7stud bbxx789_05ss at yahoo.com
Thu Apr 12 20:02:26 EDT 2007


> Yes. Tuples are immutable - once created, they can't change.

Just to explain that statement a little better.  If you do this:


t = (1, 2, ["red", "white"])
t[2].append("purple")
print t    #(1, 2, ['red', 'white', 'purple'])


It sure looks like t changed, and therefore t is NOT immutable--and
the whole "tuples are immutable" mantra is a lie.  However, the list
itself isn't actually stored inside t.  What's stored inside t is
python's internal id for the list.  So suppose python gave the list
the internal id: 10008.  The tuple really looks like this:

t = (1, 2, <10008>)

And no matter what you do to the list: append() to it, sort() it,
etc., the list's id remains the same.  In that sense, the tuple is
immutable because the id stored in the tuple never changes.

In actuality, the numbers 1 and 2 aren't stored in the list either--
python has internal id's for them too, so the tuple actually looks
like this:

t = (<56687>, <93413>, <10008>)
       |         |        |
       |         |        |
       |         |        |
       V         V        V
       1         2        ["red", "white", "purple"]

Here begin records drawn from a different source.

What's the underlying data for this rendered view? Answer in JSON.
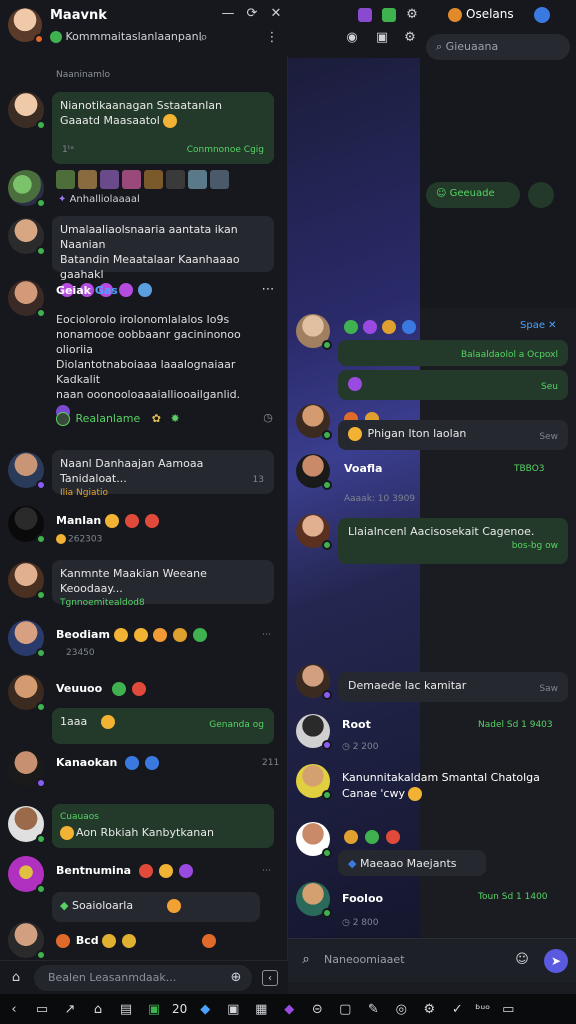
{
  "left": {
    "title": "Maavnk",
    "subtitle": "Kommmaitaslanlaanpanl",
    "feed_label": "Naaninamlo",
    "messages": [
      {
        "text1": "Nianotikaanagan Sstaatanlan",
        "text2": "Gaaatd Maasaatol",
        "meta": "1ᵗᵃ",
        "meta_right": "Conmnonoe Cgig"
      },
      {
        "text": "Anhalliolaaaal"
      },
      {
        "text1": "Umalaaliaolsnaaria aantata ikan Naanian",
        "text2": "Batandin Meaatalaar Kaanhaaao gaahakl"
      },
      {
        "name": "Geiak",
        "name_b": "Gas",
        "p1": "Eociolorolo irolonomlalalos Io9s",
        "p2": "nonamooe oobbaanr gacininonoo olioriia",
        "p3": "Diolantotnaboiaaa laaalognaiaar Kadkalit",
        "p4": "naan ooonooloaaaialliooailganlid.",
        "foot": "Realanlame"
      },
      {
        "text": "Naanl Danhaajan Aamoaa Tanidaloat...",
        "meta": "Ilia Ngiatio",
        "time": "13"
      },
      {
        "name": "Manlan",
        "sub": "262303"
      },
      {
        "name": "Kanmnte Maakian Weeane Keoodaay...",
        "sub": "Tgnnoemitealdod8"
      },
      {
        "name": "Beodiam",
        "sub": "23450"
      },
      {
        "name": "Veuuoo"
      },
      {
        "text": "1aaa",
        "meta_right": "Genanda og"
      },
      {
        "name": "Kanaokan",
        "time": "211"
      },
      {
        "label": "Cuauaos",
        "text": "Aon Rbkiah Kanbytkanan"
      },
      {
        "name": "Bentnumina"
      },
      {
        "text": "Soaioloarla"
      },
      {
        "name": "Bcd"
      }
    ],
    "input_placeholder": "Bealen Leasanmdaak..."
  },
  "right": {
    "title": "Oselans",
    "search_placeholder": "Gieuaana",
    "search_result": "Geeuade",
    "messages": [
      {
        "header_right": "Spae",
        "text": "Balaaldaolol a Ocpoxl",
        "meta": "Seu"
      },
      {
        "text": "Phigan Iton laolan",
        "meta": "Sew"
      },
      {
        "name": "Voafla",
        "meta": "Aaaak: 10 3909",
        "time": "TBBO3"
      },
      {
        "text": "Llaialncenl Aacisosekait Cagenoe.",
        "meta": "bos-bg ow"
      },
      {
        "text": "Demaede lac kamitar",
        "meta": "Saw"
      },
      {
        "name": "Root",
        "sub": "2 200",
        "time": "Nadel Sd 1 9403"
      },
      {
        "text1": "Kanunnitakaldam Smantal Chatolga",
        "text2": "Canae 'cwy"
      },
      {
        "pill": "Maeaao Maejants"
      },
      {
        "name": "Fooloo",
        "sub": "2 800",
        "time": "Toun Sd 1 1400"
      }
    ],
    "input_placeholder": "Naneoomiaaet"
  },
  "sysbar": {
    "t1": "20",
    "t2": "ᵇᵘᵒ"
  }
}
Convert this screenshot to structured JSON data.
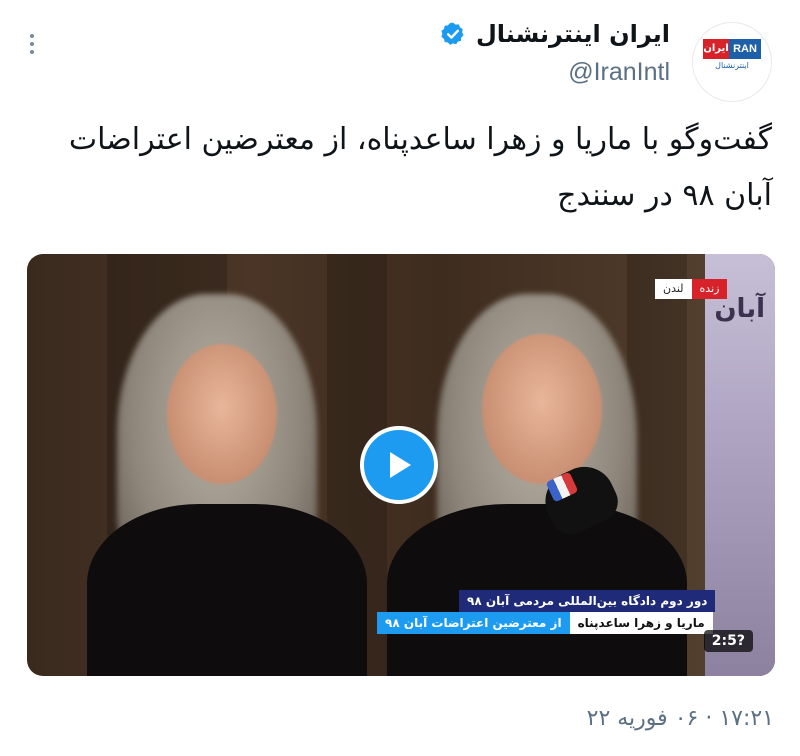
{
  "account": {
    "display_name": "ایران اینترنشنال",
    "handle": "@IranIntl",
    "logo_text_red": "ایران",
    "logo_text_blue": "RAN",
    "logo_subtitle": "اینترنشنال",
    "verified_icon": "verified-badge-icon"
  },
  "tweet": {
    "text_line1": "گفت‌وگو با ماریا و زهرا ساعدپناه، از معترضین اعتراضات",
    "text_line2": "آبان ۹۸  در سنندج",
    "timestamp": "۱۷:۲۱ · ۰۶ فوریه ۲۲"
  },
  "video": {
    "live_city": "لندن",
    "live_tag": "زنده",
    "lower_third_title": "دور دوم دادگاه بین‌المللی مردمی آبان ۹۸",
    "lower_third_name": "ماریا و زهرا ساعدپناه",
    "lower_third_desc": "از معترضین اعتراضات آبان ۹۸",
    "poster_text": "آبان",
    "duration": "2:5?"
  },
  "colors": {
    "accent": "#1d9bf0",
    "brand_red": "#d62228",
    "brand_blue": "#1d5fa8",
    "muted_text": "#5b7083"
  }
}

Because of that structure, you can create situations like this:

>>> lst = ["red", "white"]
>>> t1 = (1, 2, lst)
>>> t2 = (15, 16, lst)
>>> print t1
(1, 2, ['red', 'white'])
>>> print t2
(15, 16, ['red', 'white'])
>>> lst.append("purple")
>>> print lst
['red', 'white', 'purple']
>>> print t1
(1, 2, ['red', 'white', 'purple'])
>>> print t2
(15, 16, ['red', 'white', 'purple'])
>>>

lst, t1, and t2 all refer to the same list, so when you change the
list, they all "see" that change.  In other words, the names lst,
t1[2], and t2[2] all were assigned the same python id for the original
list ["red", "white"].  Since all those names refer to the same list,
any of those names can be used to change the list.